Living in a Synthetic World
(A reflection on AI, truth, and the challenge of staying human)
It starts with a text.
A video of your daughter at school… only it’s not real. The voice sounds like her. The smile is exactly right. But she never recorded it. The sender? Unknown.
You check your feed—your favorite news anchor is reporting breaking news. The story is inflammatory. The delivery is eerily flawless. But her earrings don’t match what she wore yesterday. Deepfake. Again.
By noon, your AI assistant has booked your meetings, replied to Slack, recorded a podcast in your voice, and drafted an apology letter—for something you never actually said.
By evening, your partner sends a heartwarming video. But they never hit record. The algorithm just thought you’d like to hear it.
Everything looks real. Everything feels real. But nothing is real.
Welcome to the synthetic world.
The Rise of Artificial Everything
We are standing on the edge of a profound transformation—one accelerated by powerful generative AI tools like Veo 3, Kling, Runway, Sora, and beyond. We can now generate lifelike videos, clone voices, mimic facial expressions, and produce entire synthetic realities in minutes.
The progress is staggering. The creative potential? Infinite. And yet, as someone who has spent decades designing the future—I’m deeply unsettled.
Because while the technology surges forward, the ethics, protections, and accountability mechanisms are lagging dangerously behind.
What Happens When You Can't Trust Your Eyes—or Your Ears?
We’ve already seen glimpses of what’s possible:
Scam calls using cloned voices of loved ones.
Fake political ads generated with AI to sway public opinion.
Synthetic revenge content spreading faster than it can be removed.
Corporate testimonials and influencer endorsements that were never spoken by a human.
What happens when every image, video, and voice can be fabricated—and indistinguishably so?
In a synthetic world, truth becomes optional.
The Real Crisis Isn’t Technology. It’s Trust.
We’ve built machines that can mimic us. But we haven’t built the systems to protect us.

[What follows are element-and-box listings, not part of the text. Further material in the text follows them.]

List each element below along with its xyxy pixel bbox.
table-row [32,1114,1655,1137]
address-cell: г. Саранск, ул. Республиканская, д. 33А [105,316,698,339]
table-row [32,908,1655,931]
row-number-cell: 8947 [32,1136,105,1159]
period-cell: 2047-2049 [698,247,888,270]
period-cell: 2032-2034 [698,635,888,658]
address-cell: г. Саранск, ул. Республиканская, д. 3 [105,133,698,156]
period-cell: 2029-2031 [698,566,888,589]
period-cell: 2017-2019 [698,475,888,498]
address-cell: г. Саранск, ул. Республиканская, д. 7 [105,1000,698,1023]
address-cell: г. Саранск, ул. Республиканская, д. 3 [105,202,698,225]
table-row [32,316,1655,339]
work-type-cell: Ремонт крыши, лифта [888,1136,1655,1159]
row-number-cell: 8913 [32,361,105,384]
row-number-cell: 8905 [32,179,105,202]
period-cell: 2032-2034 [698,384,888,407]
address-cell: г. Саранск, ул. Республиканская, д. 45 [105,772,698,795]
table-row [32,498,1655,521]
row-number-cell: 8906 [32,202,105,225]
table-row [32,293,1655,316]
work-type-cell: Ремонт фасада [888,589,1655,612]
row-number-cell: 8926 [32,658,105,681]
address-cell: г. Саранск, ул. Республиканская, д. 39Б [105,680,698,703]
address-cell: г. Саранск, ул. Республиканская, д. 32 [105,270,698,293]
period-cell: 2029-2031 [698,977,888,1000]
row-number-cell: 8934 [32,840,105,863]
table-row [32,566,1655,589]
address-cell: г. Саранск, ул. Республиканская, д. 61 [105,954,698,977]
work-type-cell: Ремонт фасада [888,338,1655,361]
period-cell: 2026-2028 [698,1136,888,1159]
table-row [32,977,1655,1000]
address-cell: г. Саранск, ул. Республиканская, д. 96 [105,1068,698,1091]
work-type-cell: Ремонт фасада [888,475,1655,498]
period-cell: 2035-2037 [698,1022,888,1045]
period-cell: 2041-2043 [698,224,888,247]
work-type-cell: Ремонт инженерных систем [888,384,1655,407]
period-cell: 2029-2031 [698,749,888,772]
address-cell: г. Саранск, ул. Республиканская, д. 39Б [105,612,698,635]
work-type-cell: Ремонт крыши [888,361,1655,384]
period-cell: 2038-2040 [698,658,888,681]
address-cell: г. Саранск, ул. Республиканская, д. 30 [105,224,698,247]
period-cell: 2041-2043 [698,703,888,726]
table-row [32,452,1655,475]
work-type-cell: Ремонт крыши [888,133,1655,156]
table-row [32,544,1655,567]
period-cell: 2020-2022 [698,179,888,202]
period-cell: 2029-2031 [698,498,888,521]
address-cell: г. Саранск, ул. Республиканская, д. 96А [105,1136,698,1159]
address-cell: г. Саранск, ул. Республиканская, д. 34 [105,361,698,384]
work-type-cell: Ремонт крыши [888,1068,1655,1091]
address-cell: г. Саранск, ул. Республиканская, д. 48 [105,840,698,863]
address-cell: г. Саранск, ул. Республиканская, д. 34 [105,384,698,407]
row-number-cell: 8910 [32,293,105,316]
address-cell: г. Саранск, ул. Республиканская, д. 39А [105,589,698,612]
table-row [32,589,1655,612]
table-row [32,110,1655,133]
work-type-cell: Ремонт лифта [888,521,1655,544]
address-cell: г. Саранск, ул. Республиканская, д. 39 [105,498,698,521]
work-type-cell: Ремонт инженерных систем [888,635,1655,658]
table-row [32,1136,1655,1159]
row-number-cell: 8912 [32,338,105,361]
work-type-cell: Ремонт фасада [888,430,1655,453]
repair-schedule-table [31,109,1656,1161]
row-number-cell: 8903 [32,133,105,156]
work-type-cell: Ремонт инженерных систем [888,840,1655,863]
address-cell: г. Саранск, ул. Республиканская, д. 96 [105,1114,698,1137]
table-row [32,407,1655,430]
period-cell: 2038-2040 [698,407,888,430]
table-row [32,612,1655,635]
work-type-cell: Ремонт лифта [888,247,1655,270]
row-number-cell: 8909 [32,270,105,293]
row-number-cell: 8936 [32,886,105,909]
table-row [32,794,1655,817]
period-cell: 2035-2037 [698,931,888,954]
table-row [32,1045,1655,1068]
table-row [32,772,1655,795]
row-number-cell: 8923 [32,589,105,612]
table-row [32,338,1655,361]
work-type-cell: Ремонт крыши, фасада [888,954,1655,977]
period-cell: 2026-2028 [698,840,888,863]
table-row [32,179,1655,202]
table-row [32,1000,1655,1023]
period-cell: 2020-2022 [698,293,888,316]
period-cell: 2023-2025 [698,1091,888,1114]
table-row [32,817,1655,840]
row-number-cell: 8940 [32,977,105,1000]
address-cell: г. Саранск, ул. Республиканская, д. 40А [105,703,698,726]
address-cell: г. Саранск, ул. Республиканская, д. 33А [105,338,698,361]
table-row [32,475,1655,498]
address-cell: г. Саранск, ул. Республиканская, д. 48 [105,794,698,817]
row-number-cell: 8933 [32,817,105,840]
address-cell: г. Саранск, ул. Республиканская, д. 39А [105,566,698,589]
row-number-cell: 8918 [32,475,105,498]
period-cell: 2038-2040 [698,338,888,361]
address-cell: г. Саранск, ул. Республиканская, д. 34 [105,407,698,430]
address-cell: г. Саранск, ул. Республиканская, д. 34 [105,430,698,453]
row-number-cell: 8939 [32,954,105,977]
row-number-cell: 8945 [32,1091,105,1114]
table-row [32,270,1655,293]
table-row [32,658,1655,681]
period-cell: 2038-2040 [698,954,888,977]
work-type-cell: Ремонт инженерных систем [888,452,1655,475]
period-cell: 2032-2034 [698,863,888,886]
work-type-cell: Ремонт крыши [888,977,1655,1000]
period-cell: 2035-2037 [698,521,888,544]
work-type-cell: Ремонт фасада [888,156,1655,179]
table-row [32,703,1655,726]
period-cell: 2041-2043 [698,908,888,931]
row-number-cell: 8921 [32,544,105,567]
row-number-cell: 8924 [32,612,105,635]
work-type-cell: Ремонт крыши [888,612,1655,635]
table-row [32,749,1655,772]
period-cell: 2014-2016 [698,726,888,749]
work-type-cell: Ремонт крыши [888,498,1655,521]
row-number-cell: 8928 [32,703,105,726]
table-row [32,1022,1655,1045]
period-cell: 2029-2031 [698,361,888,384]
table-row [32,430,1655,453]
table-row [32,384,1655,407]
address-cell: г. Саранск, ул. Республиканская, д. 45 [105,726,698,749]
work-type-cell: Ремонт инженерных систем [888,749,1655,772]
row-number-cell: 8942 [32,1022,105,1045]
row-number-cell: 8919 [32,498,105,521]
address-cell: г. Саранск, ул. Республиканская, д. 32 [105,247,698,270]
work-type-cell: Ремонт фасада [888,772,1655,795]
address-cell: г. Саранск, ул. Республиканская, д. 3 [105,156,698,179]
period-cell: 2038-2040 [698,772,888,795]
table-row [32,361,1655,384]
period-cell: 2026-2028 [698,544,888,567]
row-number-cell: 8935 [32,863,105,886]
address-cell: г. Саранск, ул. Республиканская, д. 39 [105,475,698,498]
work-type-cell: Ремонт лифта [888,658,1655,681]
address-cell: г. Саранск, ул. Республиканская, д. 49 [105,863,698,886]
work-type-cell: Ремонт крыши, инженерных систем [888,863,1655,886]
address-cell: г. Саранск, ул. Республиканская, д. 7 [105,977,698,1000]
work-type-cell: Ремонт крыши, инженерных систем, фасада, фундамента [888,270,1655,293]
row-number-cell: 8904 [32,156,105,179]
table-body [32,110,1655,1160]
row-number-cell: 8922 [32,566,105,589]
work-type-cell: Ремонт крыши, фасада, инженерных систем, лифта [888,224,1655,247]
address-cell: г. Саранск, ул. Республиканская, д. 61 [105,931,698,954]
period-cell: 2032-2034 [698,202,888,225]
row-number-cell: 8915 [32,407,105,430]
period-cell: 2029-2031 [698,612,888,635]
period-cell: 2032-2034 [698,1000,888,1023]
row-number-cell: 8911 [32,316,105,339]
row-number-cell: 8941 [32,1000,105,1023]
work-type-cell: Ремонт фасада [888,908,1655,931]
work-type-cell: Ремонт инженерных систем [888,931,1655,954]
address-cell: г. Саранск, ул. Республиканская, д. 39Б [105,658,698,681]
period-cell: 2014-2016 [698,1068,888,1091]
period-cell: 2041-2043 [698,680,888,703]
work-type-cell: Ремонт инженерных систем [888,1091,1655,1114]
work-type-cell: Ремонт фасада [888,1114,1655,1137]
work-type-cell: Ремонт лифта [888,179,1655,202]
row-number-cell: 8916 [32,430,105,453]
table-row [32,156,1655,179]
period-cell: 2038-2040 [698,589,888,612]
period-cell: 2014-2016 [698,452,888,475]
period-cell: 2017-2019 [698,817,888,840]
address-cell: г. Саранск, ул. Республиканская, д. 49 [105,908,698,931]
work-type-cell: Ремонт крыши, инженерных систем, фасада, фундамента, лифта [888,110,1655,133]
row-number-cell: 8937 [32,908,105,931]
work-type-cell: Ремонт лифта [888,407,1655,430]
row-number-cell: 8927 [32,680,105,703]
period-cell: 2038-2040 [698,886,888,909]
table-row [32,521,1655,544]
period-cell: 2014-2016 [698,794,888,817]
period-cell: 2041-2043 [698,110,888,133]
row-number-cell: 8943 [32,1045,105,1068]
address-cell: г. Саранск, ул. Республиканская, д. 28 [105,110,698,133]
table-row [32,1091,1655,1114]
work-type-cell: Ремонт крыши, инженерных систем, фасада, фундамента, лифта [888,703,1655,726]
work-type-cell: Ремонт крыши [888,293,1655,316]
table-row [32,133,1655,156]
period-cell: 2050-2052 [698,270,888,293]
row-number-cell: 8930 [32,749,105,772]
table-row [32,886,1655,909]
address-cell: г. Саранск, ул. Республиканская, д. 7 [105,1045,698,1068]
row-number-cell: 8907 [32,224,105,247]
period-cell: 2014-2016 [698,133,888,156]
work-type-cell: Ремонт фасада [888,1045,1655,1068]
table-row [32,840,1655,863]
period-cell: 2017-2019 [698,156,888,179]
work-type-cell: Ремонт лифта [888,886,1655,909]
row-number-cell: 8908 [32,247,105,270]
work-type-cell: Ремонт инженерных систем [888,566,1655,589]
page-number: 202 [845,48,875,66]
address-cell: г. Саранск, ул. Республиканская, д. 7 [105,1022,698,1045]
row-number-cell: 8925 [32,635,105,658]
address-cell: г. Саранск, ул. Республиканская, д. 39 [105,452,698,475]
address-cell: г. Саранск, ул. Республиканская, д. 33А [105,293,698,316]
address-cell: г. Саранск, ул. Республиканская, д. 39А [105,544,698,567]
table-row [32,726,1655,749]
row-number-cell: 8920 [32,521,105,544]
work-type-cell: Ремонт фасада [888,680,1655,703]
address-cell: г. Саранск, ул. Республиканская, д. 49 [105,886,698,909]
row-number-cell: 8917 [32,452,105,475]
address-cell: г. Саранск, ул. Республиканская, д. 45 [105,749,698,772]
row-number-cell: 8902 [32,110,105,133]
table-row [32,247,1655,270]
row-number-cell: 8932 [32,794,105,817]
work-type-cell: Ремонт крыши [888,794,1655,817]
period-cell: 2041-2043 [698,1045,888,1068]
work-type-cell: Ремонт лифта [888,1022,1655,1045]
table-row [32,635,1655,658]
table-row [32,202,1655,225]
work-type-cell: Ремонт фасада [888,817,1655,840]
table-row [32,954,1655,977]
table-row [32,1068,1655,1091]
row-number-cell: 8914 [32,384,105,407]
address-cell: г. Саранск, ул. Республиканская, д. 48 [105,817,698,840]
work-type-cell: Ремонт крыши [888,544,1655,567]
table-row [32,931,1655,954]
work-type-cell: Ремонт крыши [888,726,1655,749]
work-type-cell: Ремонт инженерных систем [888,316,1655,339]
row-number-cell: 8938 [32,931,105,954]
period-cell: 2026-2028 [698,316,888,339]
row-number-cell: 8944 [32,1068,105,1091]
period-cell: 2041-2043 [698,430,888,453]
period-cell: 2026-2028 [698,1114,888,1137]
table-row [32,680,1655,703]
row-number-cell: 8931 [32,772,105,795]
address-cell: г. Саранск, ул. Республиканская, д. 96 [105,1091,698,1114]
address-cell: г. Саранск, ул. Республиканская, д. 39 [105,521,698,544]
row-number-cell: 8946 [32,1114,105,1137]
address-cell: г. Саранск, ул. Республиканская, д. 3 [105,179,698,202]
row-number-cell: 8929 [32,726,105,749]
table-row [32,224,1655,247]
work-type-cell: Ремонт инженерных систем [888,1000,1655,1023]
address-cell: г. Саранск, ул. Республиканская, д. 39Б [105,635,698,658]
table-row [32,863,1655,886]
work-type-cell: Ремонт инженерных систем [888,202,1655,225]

Several major players are actively developing watermarking and provenance tools to identify AI-generated content, and regulators are beginning to respond. Google’s DeepMind introduced SynthID, which embeds invisible watermarks into AI-generated media. OpenAI and Meta have also pledged to implement watermarking systems, though OpenAI’s tool for ChatGPT remains unreleased, and Meta’s approach is still in development. In March 2025, China adopted the Measures for the Identification of AI-Generated Synthetic Content, requiring both visible and invisible watermarks to enhance transparency—set to take effect September 1, 2025
Yet without globally adopted standards or broad enforcement, synthetic content continues to spread unchecked—and remains virtually indistinguishable from reality. In this environment, there are still no guarantees that what you’re seeing is actually…real.
We are heading into an age where AI-generated content will be indistinguishable from human-made content—and weaponizable at scale. This is not a science fiction scenario. This is now.
So What Do We Do?
As technologists, designers, creators, and citizens—we can’t sit this one out. We must design AI not just for capability, but for conscience.
Here’s where we start:
Mandate traceability. Build watermarks and provenance tracking into every generative system.
Educate the public. Media literacy must be part of basic digital fluency.
Collaborate on standards. Tech companies, policymakers, and creators need to co-create ethical boundaries.
Design for discernment. Build interfaces that help people question, verify, and contextualize—rather than blindly consume.
Humanity Is Not Optional
At the heart of this conversation isn’t just content. It’s consequence.
If we allow a fully synthetic world to flourish unchecked, we risk flattening human experience into simulation, losing something essential, sacred, and irreplaceable.
So here’s my challenge to all of us:
Let’s build tools that amplify humanity, not replace it.
Let’s design systems that earn trust, not exploit it.
Let’s lead with intention, because the future won't just be artificial—it will be whatever we allow it to become.
The tools are not the enemy. But the absence of intention might be.
In this synthetic world, we must fight for what’s real. And that starts with us.